This technique can be used for Ambrotypes, Tintypes or glass negatives.
You start with a very VERY clean glass plate, OR a Tintype Sheet OR a black anodized aluminum plate. Blackened metal plates do NOT get treated with this cleaner mix as it’ll damage the glossy black layer, resulting in dull grey images.
A Cleaner recipe:
1/3 Calcium Carbonate (marble, white chalk – powdered)
1/3 Distilled Water
Take a 1 liter glass bottle and fill with equal parts of the ingredients above. Mix well, then use a clean cotton bud or paper towel to clean your glass until it is squeaky clean. Do not hesitate to use some force but also do not forget to carefully wipe off all excess chalk from the edges.
Then, choose one the following recipes:
Recipe 1 – salted collodion (‘Old workhorse’ by John Coffer)
0.85 grams Cadmium Bromide
0.7 grams Ammonium Bromide
3 ml distilled water
2 grams Potassium Iodide
100 ml grain alcohol (190 proof)
120 ml Plain collodion USP (Not the flexible collodion)
50 ml Ether
In a small glass beaker/ jar dissolve the 0.85 grams of Cadmium Bromide and the 0.7 grams of ammonium Bromide into 3 ml of distilled water.
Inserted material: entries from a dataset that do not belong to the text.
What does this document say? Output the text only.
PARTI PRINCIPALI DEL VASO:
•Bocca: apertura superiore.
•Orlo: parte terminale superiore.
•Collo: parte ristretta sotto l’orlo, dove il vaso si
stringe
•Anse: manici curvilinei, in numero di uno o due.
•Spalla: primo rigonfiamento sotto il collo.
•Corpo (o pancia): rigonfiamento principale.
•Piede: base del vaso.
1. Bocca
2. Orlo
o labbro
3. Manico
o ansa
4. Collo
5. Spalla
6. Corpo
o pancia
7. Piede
Using a glass stirring rod mix until fully dissolved. You can warm the mixture over a low heat source if needed.
Add 2 grams of Potassium Iodide and again, dissolve completely
Finally, add the 100 ml alcohol
In a separate container, add 120 ml of plain collodion and 50 ml ether. Mix the ether TO the collodion, not the other way around. Stir well.
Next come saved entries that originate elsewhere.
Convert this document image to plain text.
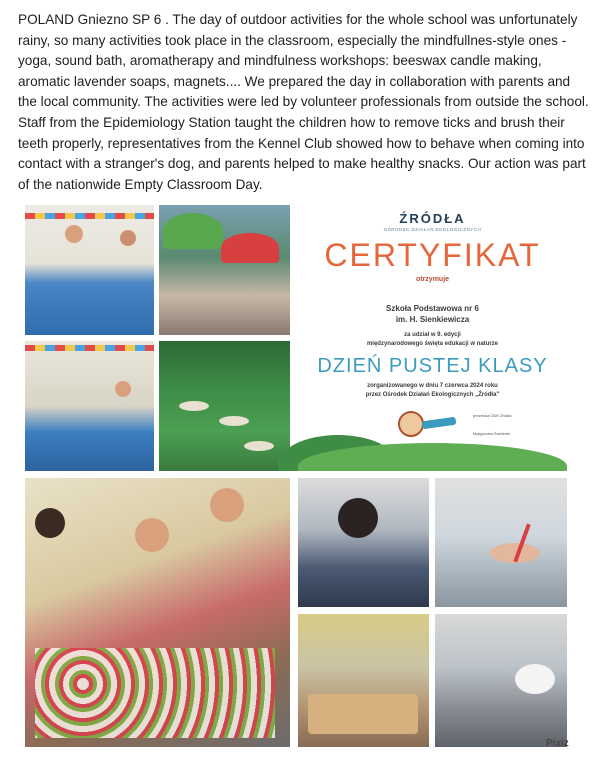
POLAND Gniezno SP 6 . The day of outdoor activities for the whole school was unfortunately rainy, so many activities took place in the classroom, especially the mindfullnes-style ones - yoga, sound bath, aromatherapy and mindfulness workshops: beeswax candle making, aromatic lavender soaps, magnets.... We prepared the day in collaboration with parents and the local community. The activities were led by volunteer professionals from outside the school. Staff from the Epidemiology Station taught the children how to remove ticks and brush their teeth properly, representatives from the Kennel Club showed how to behave when coming into contact with a stranger's dog, and parents helped to make healthy snacks. Our action was part of the nationwide Empty Classroom Day.
ŹRÓDŁA
OŚRODEK DZIAŁAŃ EKOLOGICZNYCH
CERTYFIKAT
otrzymuje
Szkoła Podstawowa nr 6
im. H. Sienkiewicza
za udział w 9. edycji
międzynarodowego święta edukacji w naturze
DZIEŃ PUSTEJ KLASY
zorganizowanego w dniu 7 czerwca 2024 roku
przez Ośrodek Działań Ekologicznych „Źródła"
prezeska ODE Źródła
Małgorzata Świderek
Pixiz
Add part A to part B and stir to mix it. Let this mixture sit for several days to allow it to settle. Do not disturb the sediment when pouring off into a small bottle with a screw cap.
Whatever you do – Do not pour this solution down the drain as it will block up your pipes – permanently!
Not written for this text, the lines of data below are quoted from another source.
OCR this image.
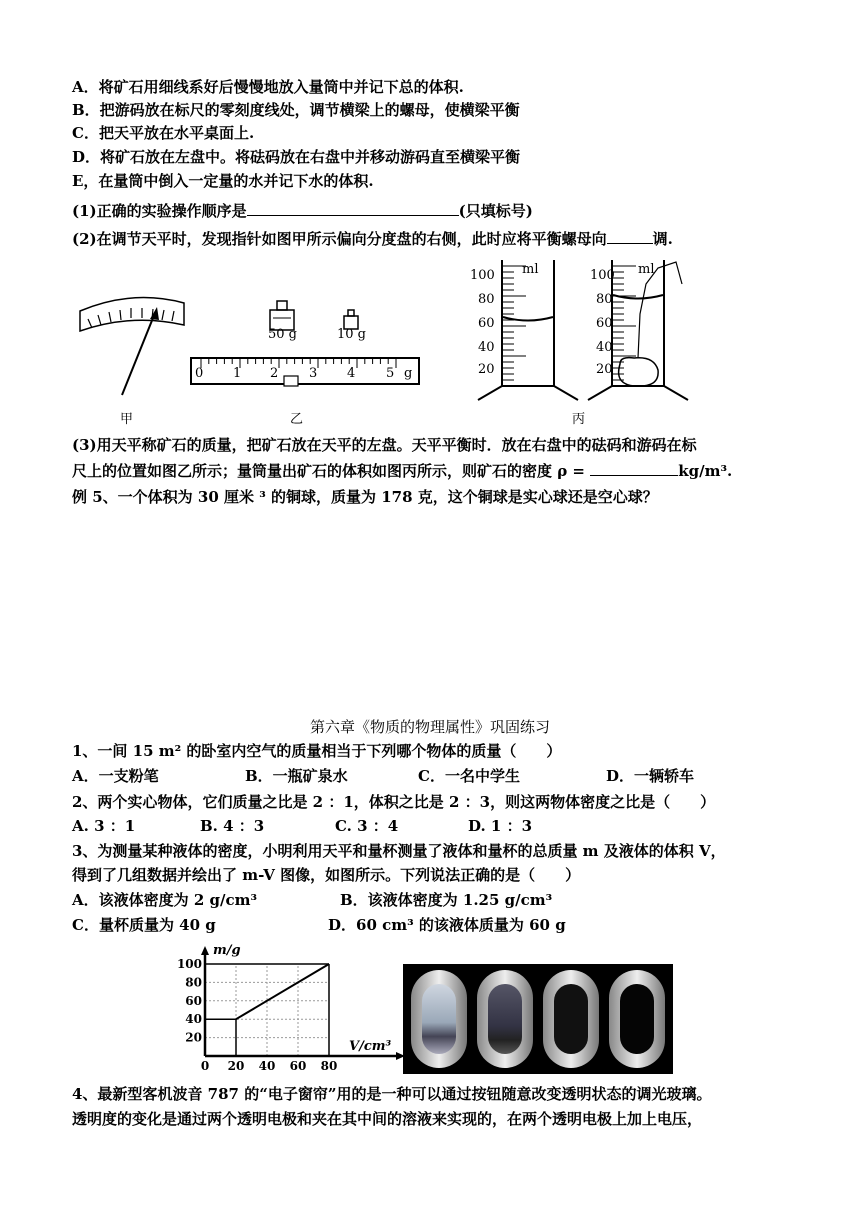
A．将矿石用细线系好后慢慢地放入量筒中并记下总的体积.
B．把游码放在标尺的零刻度线处，调节横梁上的螺母，使横梁平衡
C．把天平放在水平桌面上.
D．将矿石放在左盘中。将砝码放在右盘中并移动游码直至横梁平衡
E，在量筒中倒入一定量的水并记下水的体积.
(1)正确的实验操作顺序是	(只填标号)
(2)在调节天平时，发现指针如图甲所示偏向分度盘的右侧，此时应将平衡螺母向	调.
甲
50 g	10 g
0 1 2 3 4 5 g
乙
ml	ml
100
80
60
40
20
100
80
60
40
20
丙
(3)用天平称矿石的质量，把矿石放在天平的左盘。天平平衡时．放在右盘中的砝码和游码在标
尺上的位置如图乙所示；量筒量出矿石的体积如图丙所示，则矿石的密度 ρ =	kg/m³.
例 5、一个体积为 30 厘米 ³ 的铜球，质量为 178 克，这个铜球是实心球还是空心球？
第六章《物质的物理属性》巩固练习
1、一间 15 m² 的卧室内空气的质量相当于下列哪个物体的质量（　　）
A．一支粉笔	B．一瓶矿泉水	C．一名中学生	D．一辆轿车
2、两个实心物体，它们质量之比是 2 ：1，体积之比是 2 ：3，则这两物体密度之比是（　　）
A. 3 ：1	B. 4 ：3	C. 3 ：4	D. 1 ：3
3、为测量某种液体的密度，小明利用天平和量杯测量了液体和量杯的总质量 m 及液体的体积 V，
得到了几组数据并绘出了 m-V 图像，如图所示。下列说法正确的是（　　）
A．该液体密度为 2 g/cm³	B．该液体密度为 1.25 g/cm³
C．量杯质量为 40 g	D．60 cm³ 的该液体质量为 60 g
0 20 40 60 80
20
40
60
80
100
m/g
V/cm³
4、最新型客机波音 787 的“电子窗帘”用的是一种可以通过按钮随意改变透明状态的调光玻璃。
透明度的变化是通过两个透明电极和夹在其中间的溶液来实现的，在两个透明电极上加上电压，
recipe 2 – ‘Poor Boy’/ ‘Poe boy’ by John Coffer (this is what I use)
240 ml plain collodion
300 ml denatured alcohol
6 ml distilled water
3 grams potassium bromide
5 grams potassium iodide
Add Alcohol to the Collodion
Add Potassium Bromide to water until dissolved. Then add potassium iodide till dissolved.
Add part A to part B and allow to settle for a few days. Pour off into a separate bottle with a screw-cap.
Pour this onto the plate, either from the center and then swirl it outwards (like baking a pancake) or let it flow diagonally across the plate from a top corner to a bottom one. Pour off any excess if needed.
Then, in a darkroom (red light or darkness only) place the plate into a silver bath, which could be a horizontal tray, or a vertical bath – which consist of
36 grams Silver nitrate
400 ml Distilled water
Add silver nitrate to water and mix well, then filter it through a coffee filter of something similar.
Before you use this bath for the first time, take a coated glass plate and leave it to sit in the bath overnight, to remove the next morning. The bath is now “seasoned” for use.
Take the plate out of the bath, lets the excess moisture drip off for a second or two and wipe the back with a paper towel. Then place it in a plate holder for your camera, with the collodion surface facing the lens.
All area’s that are moist (wet), will develop after exposure – so depending on the climate you are in, the weather and temperatures on the day – you will have anywhere between 2-10 minutes to expose and develop your plate.
I have found that with my fresh Poor Boy mixture (after 1 week ripening), I get decent results with 8-15 seconds on f5.6 on a cloudy day. Obviously this will differ per camera, per lens and per area of the world you are in.